In a typical procedure, e.g. in colon surgery, the sections of the colon to be joined are, respectively, secured manually about the staple-holding assembly and the adjacent shaft portion and about the anvil of the instrument and the adjacent shaft portion. The head and anvil are then drawn together by causing the longitudinal connecting shaft to the end of which the anvil assembly is rigidly mounted to retract in the instrument body, so that the anvil assembly approaches the staple-holding assembly carried by the instrument body, and thereupon the stapling operation ensues.
A serious problem with the procedure just described is that, when using surgical stapling devices of the prior art, the surgeon must work "blind" to some extent since the staple-holding assembly and the anvil assembly are each rigidly connected to the instrument at a limited distance from each other and he must apply the tissue in a limited space and, at times, he cannot fully view all parts of the tissue to be stapled. Vision is limited by the rigid relationship between the staple-carrying assembly and the anvil assembly so that the gap or distance between the two is often unduly confining. In addition, because the anvil blocks the surgeon's view, as frequently happens, if the purse-string sutures fixing the bowel around the instrument are loose or incomplete, after the instrument is fired and withdrawn, the anastomosis has to be redone. Even worse, occasionally, this is not recognized and a leak can occur, resulting in pelvic infection or worse.

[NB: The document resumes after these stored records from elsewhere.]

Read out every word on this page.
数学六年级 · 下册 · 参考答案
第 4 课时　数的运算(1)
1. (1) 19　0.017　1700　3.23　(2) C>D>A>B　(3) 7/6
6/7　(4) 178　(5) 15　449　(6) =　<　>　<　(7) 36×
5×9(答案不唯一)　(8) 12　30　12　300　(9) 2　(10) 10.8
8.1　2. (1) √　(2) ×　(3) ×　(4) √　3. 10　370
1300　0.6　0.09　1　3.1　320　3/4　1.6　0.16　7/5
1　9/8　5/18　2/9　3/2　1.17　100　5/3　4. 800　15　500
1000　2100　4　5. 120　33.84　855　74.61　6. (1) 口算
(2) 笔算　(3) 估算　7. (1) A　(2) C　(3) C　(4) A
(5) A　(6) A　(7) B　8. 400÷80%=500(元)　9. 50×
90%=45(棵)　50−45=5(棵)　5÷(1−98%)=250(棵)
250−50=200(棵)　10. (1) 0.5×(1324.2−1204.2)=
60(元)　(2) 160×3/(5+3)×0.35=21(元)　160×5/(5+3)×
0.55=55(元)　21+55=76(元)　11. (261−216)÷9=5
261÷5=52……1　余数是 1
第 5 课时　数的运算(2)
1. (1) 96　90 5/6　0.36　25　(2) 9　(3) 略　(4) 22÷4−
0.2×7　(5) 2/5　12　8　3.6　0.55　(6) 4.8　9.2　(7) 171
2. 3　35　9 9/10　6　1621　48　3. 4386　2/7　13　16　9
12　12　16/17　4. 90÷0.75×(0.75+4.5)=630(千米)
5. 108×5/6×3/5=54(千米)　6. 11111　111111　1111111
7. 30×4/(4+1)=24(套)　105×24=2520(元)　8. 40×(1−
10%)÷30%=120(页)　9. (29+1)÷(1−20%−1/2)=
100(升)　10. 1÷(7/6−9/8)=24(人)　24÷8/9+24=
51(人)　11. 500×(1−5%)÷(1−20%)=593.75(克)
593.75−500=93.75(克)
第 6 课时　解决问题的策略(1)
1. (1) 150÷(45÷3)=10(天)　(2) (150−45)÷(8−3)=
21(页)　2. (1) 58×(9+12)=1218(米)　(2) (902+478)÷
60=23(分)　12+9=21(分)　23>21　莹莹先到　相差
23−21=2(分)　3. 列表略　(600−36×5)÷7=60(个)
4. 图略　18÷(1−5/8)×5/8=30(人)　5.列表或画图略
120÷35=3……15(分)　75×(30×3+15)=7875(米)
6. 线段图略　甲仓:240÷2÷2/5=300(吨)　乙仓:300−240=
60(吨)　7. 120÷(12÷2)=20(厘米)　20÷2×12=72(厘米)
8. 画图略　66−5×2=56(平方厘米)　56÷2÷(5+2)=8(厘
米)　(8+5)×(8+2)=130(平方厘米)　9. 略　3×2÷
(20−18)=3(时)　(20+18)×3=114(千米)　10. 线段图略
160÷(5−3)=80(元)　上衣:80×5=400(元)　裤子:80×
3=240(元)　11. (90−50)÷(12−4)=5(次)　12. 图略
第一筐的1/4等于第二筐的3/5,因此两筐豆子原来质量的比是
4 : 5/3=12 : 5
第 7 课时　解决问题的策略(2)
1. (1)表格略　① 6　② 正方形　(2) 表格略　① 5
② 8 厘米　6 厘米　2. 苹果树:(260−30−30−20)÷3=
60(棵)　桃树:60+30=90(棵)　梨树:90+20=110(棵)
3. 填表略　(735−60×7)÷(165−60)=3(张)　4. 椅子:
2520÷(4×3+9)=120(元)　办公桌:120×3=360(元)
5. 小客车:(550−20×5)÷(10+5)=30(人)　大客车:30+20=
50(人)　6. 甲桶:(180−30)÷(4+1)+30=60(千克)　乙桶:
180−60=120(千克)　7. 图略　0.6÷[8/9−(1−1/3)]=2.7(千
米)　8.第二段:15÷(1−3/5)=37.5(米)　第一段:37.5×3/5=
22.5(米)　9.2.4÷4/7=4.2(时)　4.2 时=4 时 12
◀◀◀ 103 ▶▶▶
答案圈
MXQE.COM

Currently, surgical stapling instruments are constructed so that they can be economically discarded after use in a single surgical procedure, i.e., so-called disposable instruments. Typically, a disposable instrument is sold in sterile condition in packaging designed to keep the instrument sterile until used. After the instrument has been used in a surgical procedure, it is discarded. In this way, all difficulty and expense associated with cleaning, sterilizing, and reloading the instrument are entirely avoided.
For an instrument to be economically disposable after use in only one surgical procedure, however, the cost of the instrument must be relatively low. This generally dictates that as much as possible of the instrument be made of inexpensive materials such as plastics, and that the instrument have the simplest and lightest possible construction. These criteria for an economically disposable instrument require a non-complicated construction for the instrument.